BlackBerry has a reputation for producing hack-proof or ultra-secure mobile devices, and the company’s newest BlackBerry Priv continues to provide the caliber of security that many have come to know and love (according to the Canadian manufacturer). At the same time, however, you may not know it, but consumer BlackBerry smartphones are not the only kinds BlackBerry sells.
Consumer desires for privacy and security are one thing, but governments and corporations need tighter security for obvious reasons. For this crowd, BlackBerry makes what are called Pretty Good Privacy-encrypted, or PGP-encrypted smartphones to ensure that sensitive data is protected. The company provides content protection by default for all BlackBerry smartphones, but for governments, corporations, and enterprises, BlackBerry (as does Samsung with its KNOX data) takes security and data encryption more seriously.
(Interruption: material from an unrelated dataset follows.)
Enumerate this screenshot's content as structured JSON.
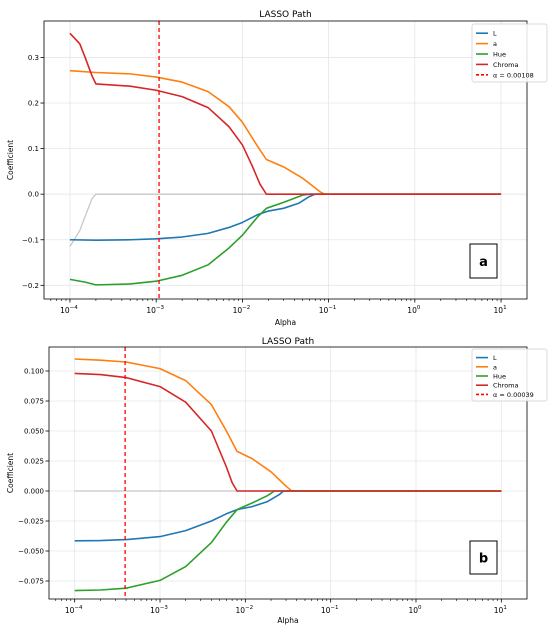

Yes, there are levels of encryption, and few consumer devices feature the top data encryption that can exist in the world.
So, you’d think with these PGP-encrypted BlackBerry smartphones that companies, corporations, and national governments would have protection, right? Well, they do have some sort of defense – but they aren’t entirely hack-proof. That’s the latest from the Netherlands Forensic Institute (NFI). The corporation is responsible for working with law enforcement regarding criminal cases and the attainment of criminal documents and mobile data in the event that a crime has been committed and someone in particular is the main suspect. NFI press officer Tuscha Essed told Motherboard that “We are capable of obtaining encrypted data from BlackBerry PGP devices.” The NFI provided documents showing the same last year to Dutch blog Crime News when the institute showed encrypted emails that could be accessed and read alongside of deleted messages that could be easily recovered. And we’re talking about BlackBerry’s own devices here – not the BlackBerry Priv that runs Android.
PGP-encrypted BlackBerry devices are advertised as having more security than consumer devices: “We use PGP encoding as protocol for sending and receiving messages,” says TopPGP, while GhostPGP says that PGP-encryption “offers the only proven, time-tested means of communicating securely in total anonymity with PGP-encrypted email.”
BlackBerry responded to the claim from the NFI, stating that it could not say whether or not the claim was true because it did not have access to any BlackBerry device in question (nor could it verify the claim because it would need the actual BlackBerry device in which PGP encryption was broken for evaluation). What it does show, however, is that even BlackBerry devices are not immune from hackers and attacks, and that even encrypted devices are still vulnerable. For those who believe we are as close to a hack-proof device or world as we’ve ever been, this case involving one of the world’s most hack-proof devices serves as a potent reminder.